The Times article stated that, “The promise of all these new technologies is to fundamentally disrupt the biggest players in finance. Companies like Stripe, a payments company, hope to become replacements for PayPal and others. Lending Club wants to make getting a loan cheaper and easier. Wealthfront wants to advise you and manage your money from your phone. And, of course, Bitcoin and its many derivatives wants to be the new gold, or better yet, digital cash.

If they succeed, Wall Street as we know it may become an outpost of Palo Alto. According to a Citigroup report last week, fintech may be on the cusp of an ‘Uber moment,’ as Antony Jenkins, the former chief executive of Barclays, predicted last year. Some 800,000 people will have lost their jobs at financial services companies to some of the newly dreamed up software in a decade, the report said. ‘Roughly 60 to 70 percent of retail banking employees are doing manual-processing-driven jobs,’ the report explained. ‘If all the current manual processing can be replaced by automation, these jobs can disappear or evolve.’

“The ripple effects are enormous: Consider not just the employees but the impact on commercial real estate, for example, if banks shut their coveted branches on the corners in major cities.”

Nonetheless, yesterday’s article added that, “Others are less convinced.
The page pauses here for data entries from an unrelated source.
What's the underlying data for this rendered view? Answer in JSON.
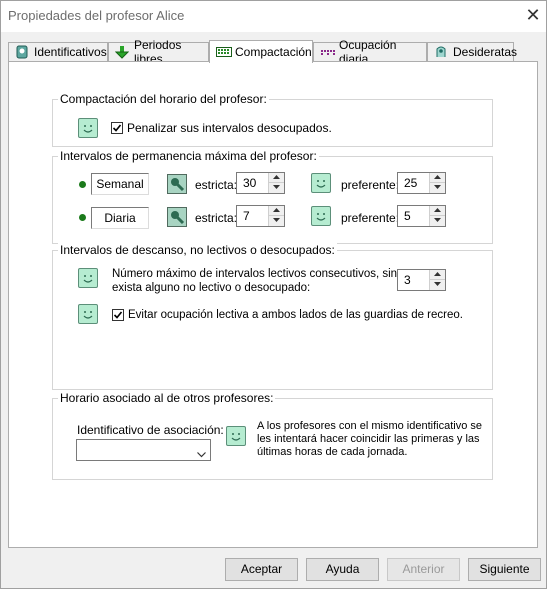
{
  "window": {
    "title": "Propiedades del profesor Alice",
    "close_glyph": "✕"
  },
  "tabs": [
    {
      "label": "Identificativos",
      "icon": "id-card-icon"
    },
    {
      "label": "Periodos libres",
      "icon": "green-arrow-down-icon"
    },
    {
      "label": "Compactación",
      "icon": "compact-grid-icon",
      "active": true
    },
    {
      "label": "Ocupación diaria",
      "icon": "daily-dots-icon"
    },
    {
      "label": "Desideratas",
      "icon": "desiderata-icon"
    }
  ],
  "compactacion": {
    "title": "Compactación del horario del profesor:",
    "penalizar_label": "Penalizar sus intervalos desocupados.",
    "penalizar_checked": true
  },
  "permanencia": {
    "title": "Intervalos de permanencia máxima del profesor:",
    "rows": [
      {
        "name": "Semanal",
        "estricta_label": "estricta:",
        "estricta": "30",
        "preferente_label": "preferente:",
        "preferente": "25"
      },
      {
        "name": "Diaria",
        "estricta_label": "estricta:",
        "estricta": "7",
        "preferente_label": "preferente:",
        "preferente": "5"
      }
    ]
  },
  "descanso": {
    "title": "Intervalos de descanso, no lectivos o desocupados:",
    "max_consecutivos_label_1": "Número máximo de intervalos lectivos consecutivos, sin que",
    "max_consecutivos_label_2": "exista alguno no lectivo o desocupado:",
    "max_consecutivos": "3",
    "evitar_label": "Evitar ocupación lectiva a ambos lados de las guardias de recreo.",
    "evitar_checked": true
  },
  "asociado": {
    "title": "Horario asociado al de otros profesores:",
    "identificativo_label": "Identificativo de asociación:",
    "identificativo_value": "",
    "desc_1": "A los profesores con el mismo identificativo se",
    "desc_2": "les intentará hacer coincidir las primeras y las",
    "desc_3": "últimas horas de cada jornada."
  },
  "buttons": {
    "aceptar": "Aceptar",
    "ayuda": "Ayuda",
    "anterior": "Anterior",
    "siguiente": "Siguiente"
  }
}
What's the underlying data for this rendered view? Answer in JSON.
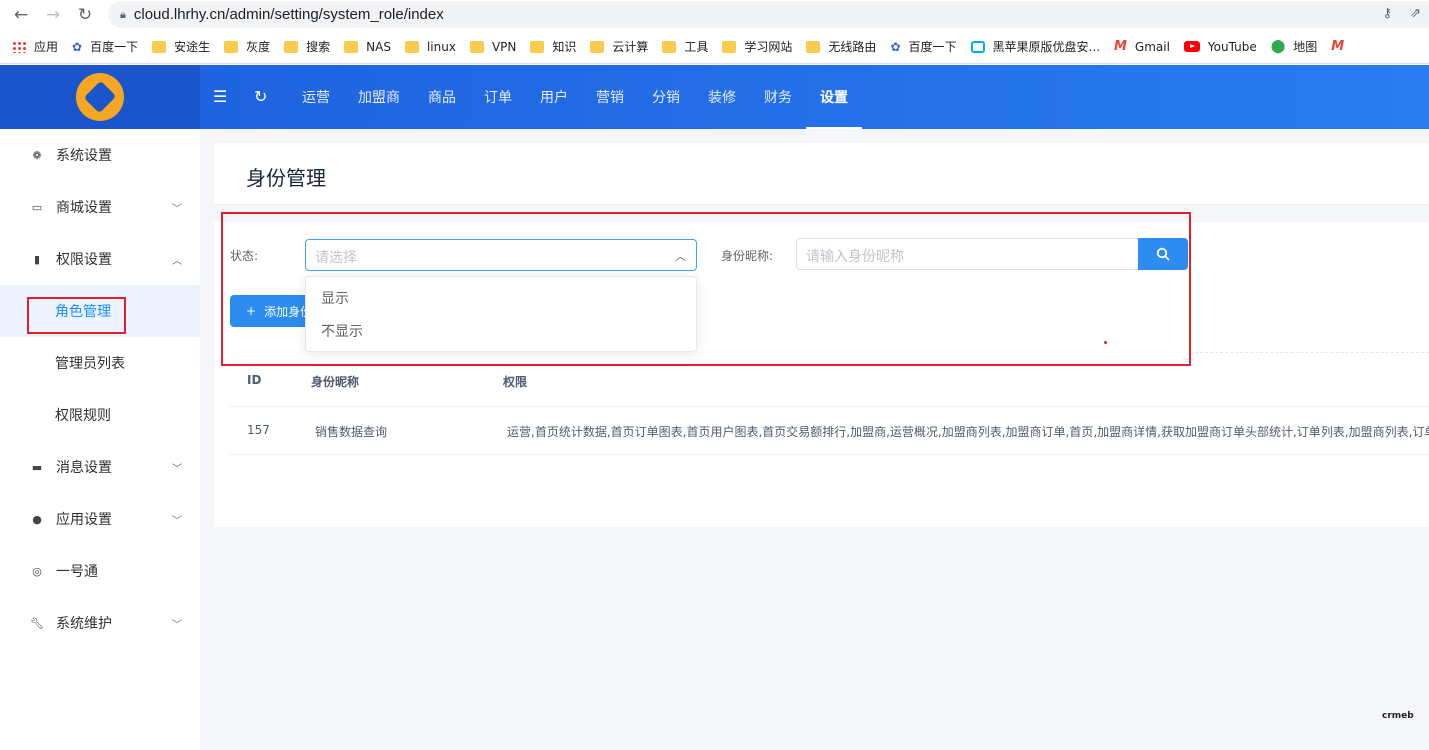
{
  "browser": {
    "url": "cloud.lhrhy.cn/admin/setting/system_role/index",
    "bookmarks": [
      "应用",
      "百度一下",
      "安途生",
      "灰度",
      "搜索",
      "NAS",
      "linux",
      "VPN",
      "知识",
      "云计算",
      "工具",
      "学习网站",
      "无线路由",
      "百度一下",
      "黑苹果原版优盘安...",
      "Gmail",
      "YouTube",
      "地图"
    ]
  },
  "header": {
    "nav": [
      "运营",
      "加盟商",
      "商品",
      "订单",
      "用户",
      "营销",
      "分销",
      "装修",
      "财务",
      "设置"
    ],
    "active": "设置"
  },
  "sidebar": {
    "items": [
      {
        "label": "系统设置",
        "icon": "gear-icon"
      },
      {
        "label": "商城设置",
        "icon": "shop-icon"
      },
      {
        "label": "权限设置",
        "icon": "bookmark-icon"
      },
      {
        "label": "角色管理"
      },
      {
        "label": "管理员列表"
      },
      {
        "label": "权限规则"
      },
      {
        "label": "消息设置",
        "icon": "message-icon"
      },
      {
        "label": "应用设置",
        "icon": "app-icon"
      },
      {
        "label": "一号通",
        "icon": "target-icon"
      },
      {
        "label": "系统维护",
        "icon": "wrench-icon"
      }
    ]
  },
  "page": {
    "title": "身份管理",
    "filter": {
      "status_label": "状态:",
      "status_placeholder": "请选择",
      "name_label": "身份昵称:",
      "name_placeholder": "请输入身份昵称"
    },
    "add_button": "添加身份",
    "dropdown_options": [
      "显示",
      "不显示"
    ],
    "table": {
      "headers": [
        "ID",
        "身份昵称",
        "权限"
      ],
      "rows": [
        {
          "id": "157",
          "name": "销售数据查询",
          "perms": "运营,首页统计数据,首页订单图表,首页用户图表,首页交易额排行,加盟商,运营概况,加盟商列表,加盟商订单,首页,加盟商详情,获取加盟商订单头部统计,订单列表,加盟商列表,订单"
        }
      ]
    }
  },
  "watermark": "crmeb"
}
Wall Street denizens like the banking investor J. Christopher Flowers have declared that the fintech frenzy is simply that: hype that defies common sense and will leave a trail of failed companies in its wake.

“A third view may have the highest likelihood of coming true: The big banks, so powerful and yet so anxious about the possibility of being disrupted by the upstarts, will gobble them all up in a spate of mergers and acquisitions that puts the disrupters squarely inside the institutions they were supposed to overtake.”

Recall that The Wall Street Journal reported last month that Bank of America was “abandoning its no-deals policy and going shopping in Silicon Valley…In a push to upgrade its technology offerings, the Charlotte-based lender is dispatching a top executive out west to look at possibly scooping up promising startup companies.”

And Liz Moyer reported in yesterday’s New York Times that, “Finance is where they built their careers. Now some of banking’s former stars are pouring millions of dollars — and in some cases staking their careers — into new technologies that are shaking up everything from lending to payments to investing…[T]hey are part of a wave of investors who sank $17.8 billion into financial technology, or fintech, in the first nine months of 2015, an 88 percent increase from the same period in 2014, according to a new report by Accenture. The three top technologies were cloud, mobile and analytics, the report said.

“A separate analysis by Citigroup put total fintech investing for all of last year at $19 billion, up from $1.8 billion in 2010.”